Building Castles in the Sand

Bruce & Emma in the sand - Guenette photo

“Writing a first draft and reminding myself that I’m simply shovelling sand into a box so that later I can build castles.” (author – Shannon Hale)

Never has this quote meant more to me than in these days when I start out on the hesitant and often lurching journey that will one day culminate in the fourth Crater Lake novel.

My sand consists of character sketches and grids, location descriptions, lists of major and minor climaxes, scene ideas, title options, timelines, research notes and random snippets of dialogue – all in no particular order. As the file on my desktop for this novel grows – the box into which I shovel this sand – I know I am making progress.

It is hard to trust this process as I shovel a few more loads of sand onto my story board. Definitely a messy business but this board is something I cling to.
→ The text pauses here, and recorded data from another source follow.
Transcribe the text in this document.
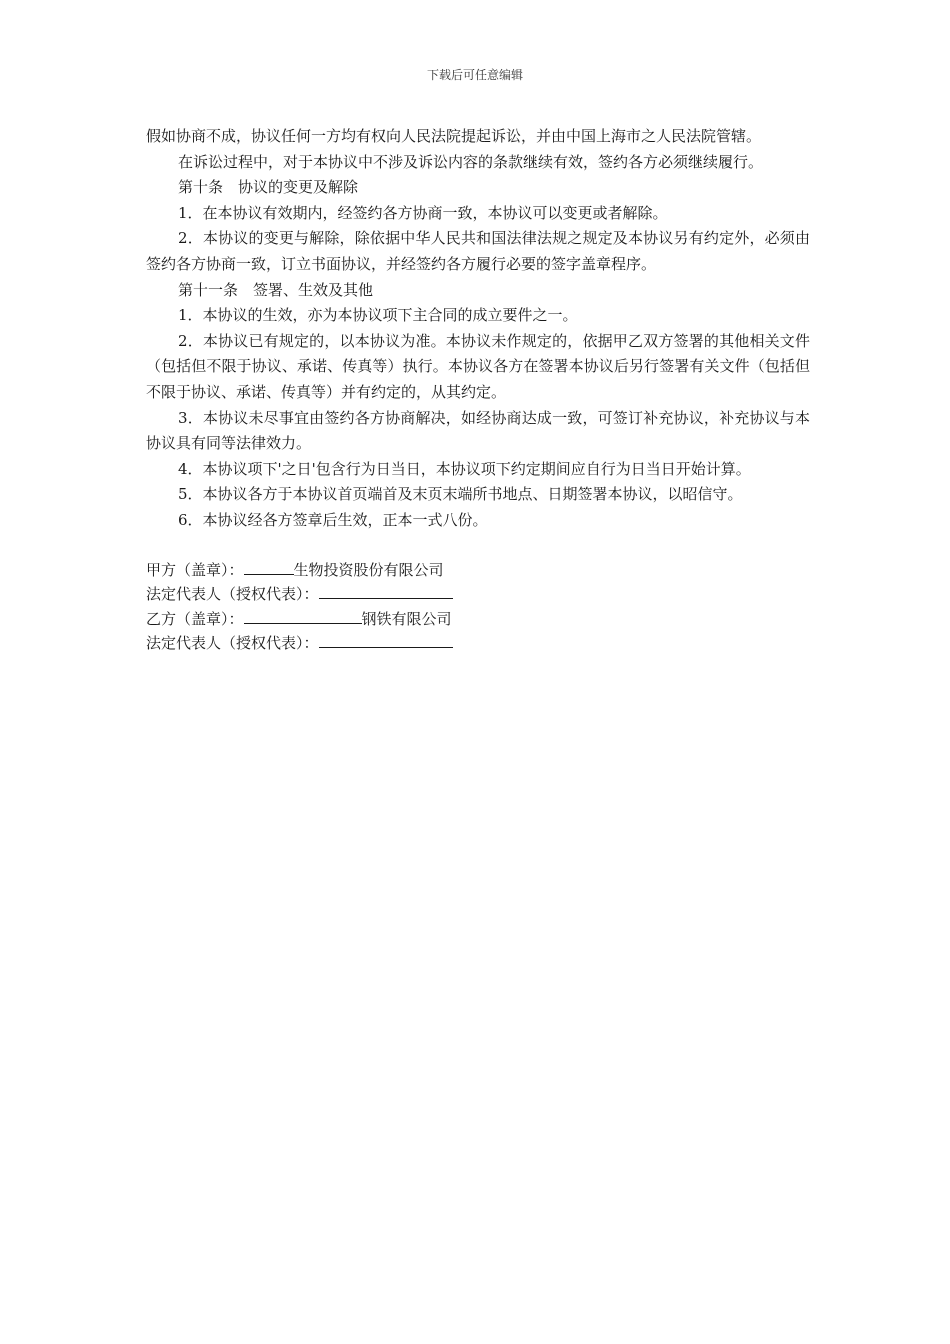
下载后可任意编辑

假如协商不成，协议任何一方均有权向人民法院提起诉讼，并由中国上海市之人民法院管辖。

在诉讼过程中，对于本协议中不涉及诉讼内容的条款继续有效，签约各方必须继续履行。

第十条　协议的变更及解除

1．在本协议有效期内，经签约各方协商一致，本协议可以变更或者解除。

2．本协议的变更与解除，除依据中华人民共和国法律法规之规定及本协议另有约定外，必须由签约各方协商一致，订立书面协议，并经签约各方履行必要的签字盖章程序。

第十一条　签署、生效及其他

1．本协议的生效，亦为本协议项下主合同的成立要件之一。

2．本协议已有规定的，以本协议为准。本协议未作规定的，依据甲乙双方签署的其他相关文件（包括但不限于协议、承诺、传真等）执行。本协议各方在签署本协议后另行签署有关文件（包括但不限于协议、承诺、传真等）并有约定的，从其约定。

3．本协议未尽事宜由签约各方协商解决，如经协商达成一致，可签订补充协议，补充协议与本协议具有同等法律效力。

4．本协议项下'之日'包含行为日当日，本协议项下约定期间应自行为日当日开始计算。

5．本协议各方于本协议首页端首及末页末端所书地点、日期签署本协议，以昭信守。

6．本协议经各方签章后生效，正本一式八份。

甲方（盖章）：	生物投资股份有限公司

法定代表人（授权代表）：

乙方（盖章）：	钢铁有限公司

法定代表人（授权代表）：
It exists in real time and space in a way that all my digital notes cannot rival. It is wonderfully solid though constantly evolving.
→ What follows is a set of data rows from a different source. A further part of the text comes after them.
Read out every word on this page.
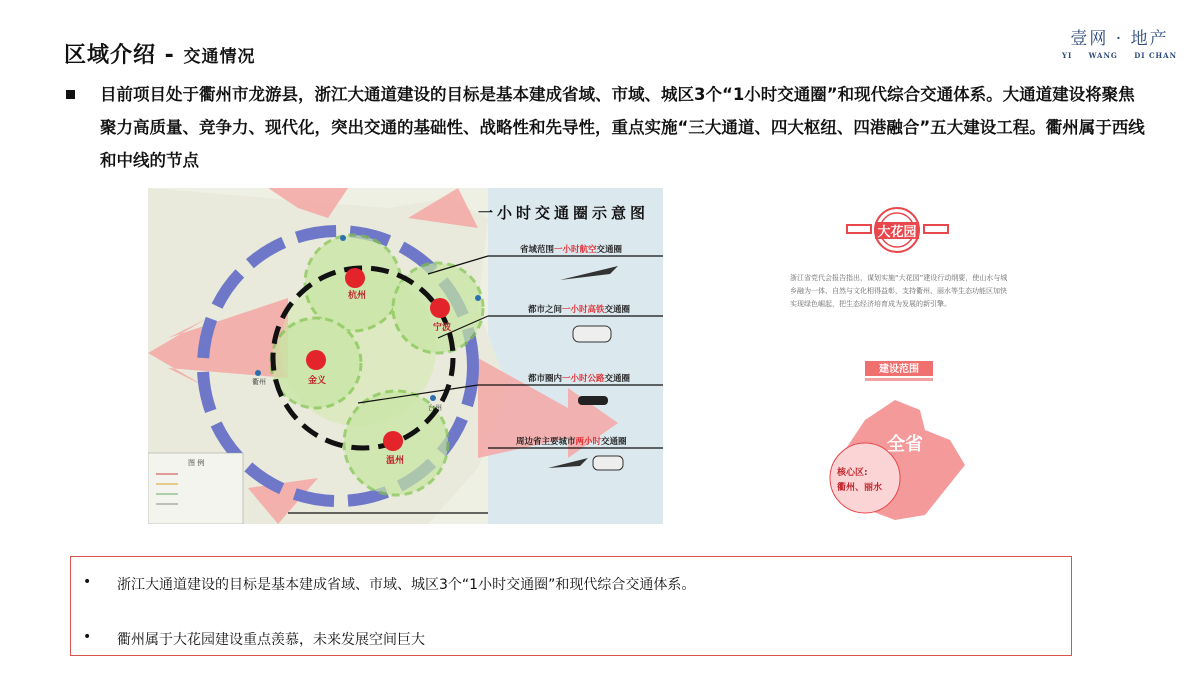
区域介绍 - 交通情况
壹网 · 地产
YI WANG DI CHAN
目前项目处于衢州市龙游县，浙江大通道建设的目标是基本建成省域、市域、城区3个“1小时交通圈”和现代综合交通体系。大通道建设将聚焦聚力高质量、竞争力、现代化，突出交通的基础性、战略性和先导性，重点实施“三大通道、四大枢纽、四港融合”五大建设工程。衢州属于西线和中线的节点
杭州
宁波
金义
温州
衢州
台州
图 例
一小时交通圈示意图
省域范围一小时航空交通圈
都市之间一小时高铁交通圈
都市圈内一小时公路交通圈
周边省主要城市两小时交通圈
大花园
浙江省党代会报告指出，谋划实施“大花园”建设行动纲要，使山水与城乡融为一体、自然与文化相得益彰，支持衢州、丽水等生态功能区加快实现绿色崛起，把生态经济培育成为发展的新引擎。
建设范围
全省
核心区:
衢州、丽水
•	浙江大通道建设的目标是基本建成省域、市域、城区3个“1小时交通圈”和现代综合交通体系。
•	衢州属于大花园建设重点羡慕，未来发展空间巨大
My mind rushes ahead, backtracks and gets stuck with regularity. I repeat myself, lose sight of important insights between one document and next and cart around a book that burgeons with quick handwritten notes. It occurs to me that there must be a neater, more linear way to proceed.

No doubt, but that way wouldn’t be my sand or my sandbox. I wouldn’t be working to build my own castle. Finding one’s way into the telling of a story is as utterly unique as there are writing practitioners. There are no blueprints for creativity. Just a messy sandbox waiting for a world to be wrought from

Sedona - Bruce Witzel photo

7 comments on “Building Castles in the Sand

  1. Stuart Campbell says:

    We all work so differently. My method owes a lot to decades of academic and business writing. When i made the switch to fiction, i couldn’t kick the habit of writing economically and very carefully. I usually start with a core idea in my head and i draft a plan after I’ve written a few chapters. I think of writing like sculpting; once you’ve chipped some stone away, you can’t put it back. For this reason, i rarely do extensive rewrites.

    • Thanks so much for sharing a bit of your process, Stuart. I’m always fascinated by the different ways writers go about getting the story down. It sounds like you have a pretty good grip on what you want to say before you set keys to the keyboard. If it ain’t broke, don’t fix it. Your style really works for you.

  2. jenanita01 says:

    My sister and I both write, but that is where the similarity ends. Our methods are as vastly different as chalk from cheese. She picks up a pencil and starts to write, and keeps writing until the end. Me, I’m like you, and mine resembles a rubbish tip! Wouldn’t work if we were all the same…

  3. Behind the Story says:

    You’re so right. We all have our own ways of gathering the sand we’ll need in the construction of our castles. I like the image. It sounds like you do a lot of work before you start writing.